When Bedford and Cavor set out for the moon in a cavorite sphere, they find the Earth’s satellite to be more wonderful than either of them ever imagined. But they soon discover they are not alone on the lush lunar surface—and the natives are not exactly friendly.
A fascinating forerunner of modern science fiction: The mind-bending story of a prodigy in Edwardian England
Born to a famous cricket player, Victor Stott is a giant-headed, awkward boy who never cries or says a word. At first, he is branded an idiot, but as he grows up it becomes apparent that Victor possesses a superior intelligence. He can master any language, memorize entire libraries—perhaps even control people with his mind. As word of his otherworldly gifts spreads, so too do fears of what he might be capable of.
First published in 1911 and considered to be the first novel about a superman, The Wonder is a masterpiece of speculative fiction and a compelling portrait of what it means to be extraordinary.
A Crystal Age
After a landslide, Smith awakens groggy and confused. The landscape around him has changed dramatically. He wanders through the countryside, searching for any semblance of civilization, until a family takes him in. As he recounts what happened to him and where he came from, it dawns on Smith that he has somehow left his own world behind and awoken somewhere entirely new.
What Smith finds is a gorgeous utopian vision of a peaceful world made real. Humans live in accordance with nature, respectful of the land and animals, untethered by technology. The cause of this new order is an alternate hierarchy of humanity that Smith must learn to adhere to—or face the consequences.
As he integrates into this foreign society, Smith finds himself falling for the daughter of the house. But when he tries to tell her, he realizes the most important difference between his former world and his new one: Romantic love no longer exists.

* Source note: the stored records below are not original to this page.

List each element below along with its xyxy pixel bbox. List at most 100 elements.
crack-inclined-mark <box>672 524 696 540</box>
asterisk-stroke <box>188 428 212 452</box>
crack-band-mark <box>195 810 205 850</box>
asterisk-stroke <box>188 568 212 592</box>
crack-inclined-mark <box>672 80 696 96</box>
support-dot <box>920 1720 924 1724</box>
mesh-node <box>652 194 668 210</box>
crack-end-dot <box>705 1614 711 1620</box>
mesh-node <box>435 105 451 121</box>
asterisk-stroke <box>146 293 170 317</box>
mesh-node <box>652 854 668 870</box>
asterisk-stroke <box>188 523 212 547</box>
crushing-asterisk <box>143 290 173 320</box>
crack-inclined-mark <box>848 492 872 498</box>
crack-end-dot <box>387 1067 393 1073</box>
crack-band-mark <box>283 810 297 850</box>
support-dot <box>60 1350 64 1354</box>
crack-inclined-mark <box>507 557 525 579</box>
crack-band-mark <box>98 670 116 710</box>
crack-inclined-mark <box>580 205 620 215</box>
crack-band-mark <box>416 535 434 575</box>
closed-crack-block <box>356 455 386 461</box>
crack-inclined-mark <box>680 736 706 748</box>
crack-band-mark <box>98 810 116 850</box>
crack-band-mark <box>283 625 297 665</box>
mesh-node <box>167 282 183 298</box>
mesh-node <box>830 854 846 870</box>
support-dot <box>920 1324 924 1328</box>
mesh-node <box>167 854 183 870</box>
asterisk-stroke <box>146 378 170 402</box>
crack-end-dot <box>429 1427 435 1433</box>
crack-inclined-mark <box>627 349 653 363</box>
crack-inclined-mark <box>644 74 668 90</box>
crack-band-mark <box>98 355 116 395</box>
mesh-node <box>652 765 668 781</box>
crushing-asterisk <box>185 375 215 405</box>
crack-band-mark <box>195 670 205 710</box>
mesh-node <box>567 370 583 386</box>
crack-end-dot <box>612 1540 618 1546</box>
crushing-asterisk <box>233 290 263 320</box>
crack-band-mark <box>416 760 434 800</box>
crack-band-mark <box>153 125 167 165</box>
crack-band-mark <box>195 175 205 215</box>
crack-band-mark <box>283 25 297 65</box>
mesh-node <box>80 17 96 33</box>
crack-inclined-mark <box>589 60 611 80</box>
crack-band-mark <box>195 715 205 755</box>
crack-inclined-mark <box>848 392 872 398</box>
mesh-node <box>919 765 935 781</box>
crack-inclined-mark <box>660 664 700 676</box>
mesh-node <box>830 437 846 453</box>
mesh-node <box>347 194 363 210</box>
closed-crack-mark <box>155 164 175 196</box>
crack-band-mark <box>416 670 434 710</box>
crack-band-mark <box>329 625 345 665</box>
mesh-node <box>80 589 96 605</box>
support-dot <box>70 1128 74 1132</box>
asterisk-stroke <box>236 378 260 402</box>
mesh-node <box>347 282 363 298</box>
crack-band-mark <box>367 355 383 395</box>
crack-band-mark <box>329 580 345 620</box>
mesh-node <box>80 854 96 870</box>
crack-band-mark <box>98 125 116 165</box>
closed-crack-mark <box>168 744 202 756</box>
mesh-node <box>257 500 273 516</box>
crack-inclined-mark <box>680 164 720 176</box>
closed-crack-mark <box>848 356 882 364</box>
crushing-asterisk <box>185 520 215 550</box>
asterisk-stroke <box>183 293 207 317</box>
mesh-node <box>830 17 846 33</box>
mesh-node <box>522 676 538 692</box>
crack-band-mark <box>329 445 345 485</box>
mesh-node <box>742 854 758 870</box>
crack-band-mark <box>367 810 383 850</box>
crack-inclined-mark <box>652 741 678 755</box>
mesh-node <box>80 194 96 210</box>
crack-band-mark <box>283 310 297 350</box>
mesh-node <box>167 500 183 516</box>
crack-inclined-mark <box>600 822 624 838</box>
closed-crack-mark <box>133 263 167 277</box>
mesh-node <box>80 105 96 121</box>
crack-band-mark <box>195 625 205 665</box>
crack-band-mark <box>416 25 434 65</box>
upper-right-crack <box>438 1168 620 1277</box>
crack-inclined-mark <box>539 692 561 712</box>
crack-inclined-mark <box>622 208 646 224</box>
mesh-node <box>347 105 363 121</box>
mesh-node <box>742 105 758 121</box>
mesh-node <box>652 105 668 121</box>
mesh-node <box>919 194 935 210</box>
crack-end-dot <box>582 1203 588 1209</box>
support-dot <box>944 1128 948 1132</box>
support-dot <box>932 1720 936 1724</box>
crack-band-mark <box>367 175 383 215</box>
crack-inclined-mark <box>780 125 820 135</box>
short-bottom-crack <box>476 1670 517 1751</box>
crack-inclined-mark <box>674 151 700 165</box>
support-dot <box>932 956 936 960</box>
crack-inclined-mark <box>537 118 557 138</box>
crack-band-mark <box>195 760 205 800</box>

A Connecticut Yankee in King Arthur's Court
Mark Twain’s classic satirical tale of time travel and Arthurian legend
Hank Morgan is a supervisor at a firearms factory in Hartford, Connecticut. Following a violent argument with a man named Hercules, Hank is surprised to find himself under an oak tree, staring up at a man on horseback in full armor. The year is 528, and Hank has somehow landed in King Arthur’s Court in Camelot. Worse still, Hank is ridiculed by the boorish knights, brought in front of the Round Table, and sentenced to burn at the stake. Will Hank die at the hands of the Knights of the Round Table, or can his Yankee ingenuity save his hide?
Mark Twain’s seminal satire sends up the South’s ridiculous preoccupation with chivalry, the Catholic Church, fear of science and progress, and dozens of other behaviors and beliefs. Credited as a foundational work of the time travel subgenre of science fiction, A Connecticut Yankee in King Arthur’s Court is also a timeless comic classic.
Five Children and It
Be careful what you wish for.
After two years cooped up in London, Cyril, Anthea, Robert, Jane, and their baby brother, “the Lamb,” are thrilled to be living in the country. The best thing about their new home is that there are no rules, no places that are off limits. One day while playing in a gravel pit, they uncover a fat, furry creature that has been asleep for thousands of years. The Sand-fairy, also known as It, grants them one wish a day, to be shared among them. At sunset, the wish will turn to stone.
But every wish brings a disastrous result. When the children wish to be beautiful, no one recognizes them. When they wish to be rich, their gold doesn’t buy them anything. When they wish to be able to fly, they end up stuck on top of a church tower with no way to get down. Other wishes lead to a confrontation with Indians, a scuffle with kidnappers, and accusations of thievery. When the children beg the Sand-fairy for more wishes to set things right, It agrees—on the condition that they never ask for another wish again.